The days of employees staying in a job for life seem to be well and truly over. A recent Monster survey shows that the average employee turnover rate is 15% per year. That means employers with 100 employees will have to fill 15 new vacancies every year just to keep their staffing at an even keel.
Worse still, this number increases dramatically in certain occupations, such as retail, catering, call centres, construction and media.
So what’s driving this change? Well, age seems to be a factor. The US Bureau of Labour statistics shows that although the average employee stays at a company for 4.2 years. The figures rise to 10.1 years in employees aged 55 – 64 but drops dramatically to 2.8 years in employees aged 25 – 34. What’s causing younger workers to chop and change more than older workers?
Firstly, changes in the economy have affected the way in which younger workers manage their careers. With mass redundancies becoming more common-place, especially since the recession, many employees have been forced to change jobs more frequently than they would like.
Wage stagnation has also played a part. Figures from Legal Technology Solutions show that job-hopping on average nets an employee an 8% to 10% pay rise. With the average yearly pay rise stuck at around 3%, employees looking or needing to increase their earnings have started to look at other opportunities as a way to increase their salaries.
Also, then end of certain benefits, such as final salary pensions, which have generally been a big incentive to older generations to stay with one employer, are much rarer than they used to be, meaning fewer employees have this incentive to stay put.
Technology has undoubtedly played a part as well. Job sites and aggregators such as Indeed and Reed, social media channels like LinkedIn and mobile apps have made it much easier for people to network and apply for jobs than 10 or 20 years ago.
With job seeking and networking being a less labour intensive task, why wouldn’t an employee see if the grass is really greener on the other side when all it takes is some scrolling on their phone during a lunch break?
Different methods of progression
The reasons for job-hopping have changed as well. Whilst the previously mentioned economic factors and increases in technology mean there isn’t the same stigma attached to role swapping as before, research shows that 57% of employees between the age of 18 and 34 saw job-hopping every few years as beneficial to their careers, compared to 22% of those aged 55 or older. Job-hopping is now widely seen as a way to further your career.
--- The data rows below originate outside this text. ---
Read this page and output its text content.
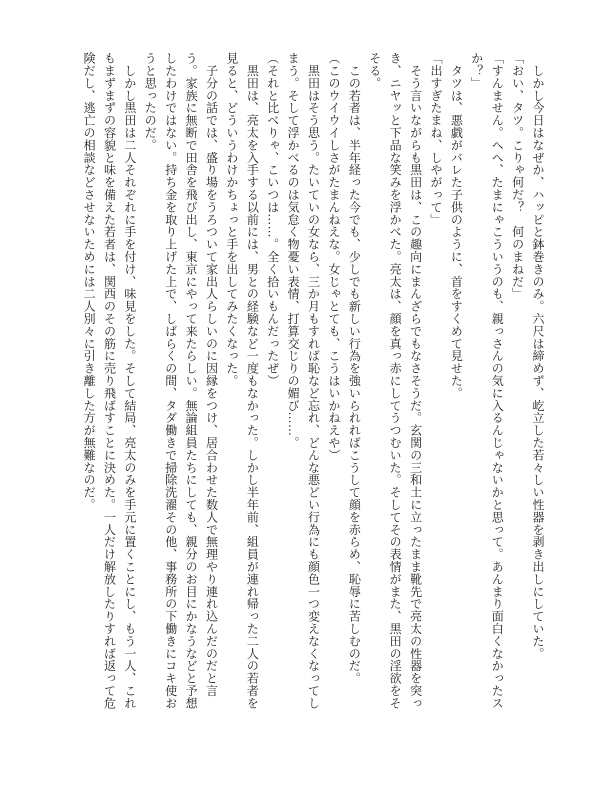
　しかし今日はなぜか、ハッピと鉢巻きのみ。六尺は締めず、屹立した若々しい性器を剥き出しにしていた。
「おい、タツ。こりゃ何だ？　何のまねだ」
「すんません。へへ、たまにゃこういうのも、親っさんの気に入るんじゃないかと思って。あんまり面白くなかったス
か？」
　タツは、悪戯がバレた子供のように、首をすくめて見せた。
「出すぎたまね、しやがって」
　そう言いながらも黒田は、この趣向にまんざらでもなさそうだ。玄関の三和土に立ったまま靴先で亮太の性器を突っ
き、ニヤッと下品な笑みを浮かべた。亮太は、顔を真っ赤にしてうつむいた。そしてその表情がまた、黒田の淫欲をそ
そる。
　この若者は、半年経った今でも、少しでも新しい行為を強いられればこうして顔を赤らめ、恥辱に苦しむのだ。
（このウイウイしさがたまんねえな。女じゃとても、こうはいかねえや）
　黒田はそう思う。たいていの女なら、三か月もすれば恥など忘れ、どんな悪どい行為にも顔色一つ変えなくなってし
まう。そして浮かべるのは気怠く物憂い表情、打算交じりの媚び……。
（それと比べりゃ、こいつは……。全く拾いもんだったぜ）
　黒田は、亮太を入手する以前には、男との経験など一度もなかった。しかし半年前、組員が連れ帰った二人の若者を
見ると、どういうわけかちょっと手を出してみたくなった。
　子分の話では、盛り場をうろついて家出人らしいのに因縁をつけ、居合わせた数人で無理やり連れ込んだのだと言
う。家族に無断で田舎を飛び出し、東京にやって来たらしい。無論組員たちにしても、親分のお目にかなうなどと予想
したわけではない。持ち金を取り上げた上で、しばらくの間、タダ働きで掃除洗濯その他、事務所の下働きにコキ使お
うと思ったのだ。
　しかし黒田は二人それぞれに手を付け、味見をした。そして結局、亮太のみを手元に置くことにし、もう一人、これ
もまずまずの容貌と味を備えた若者は、関西のその筋に売り飛ばすことに決めた。一人だけ解放したりすれば返って危
険だし、逃亡の相談などさせないためには二人別々に引き離した方が無難なのだ。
And of course, there are the age-old reasons for job-hopping that still exist; bad management, lack of progression and feeling unhappy with the working culture all score highly on LinkedIn’s recent survey and still seem to be as large a motivating factor as ever.
What can be done?
Unfortunately, it seems that despite the best efforts of employers, there is no grand solution to solving the issue of employee retention. Unless the global economy change, technology suddenly regresses by twenty years and all managers become amazingly competent and empathetic, the phenomenon of job hopping is here to stay.
What employers and recruiters can do to mitigate these effects, however, is twofold. Firstly, ensure that you offering your employees benefits that encourage them to stay around. In order to find out what would work best, engaging in some candidate and employee research would help identify what would work best.
Secondly, you can mitigate the damage done by losing employees by creating a solid candidate attraction strategy. By cultivating a talent pool, working on digital recruitment attraction strategies and getting some positive employer branding you can ensure that you won’t have a shortage of highly skilled and enthusiastic applicants when you do have a vacancy that you need to fill.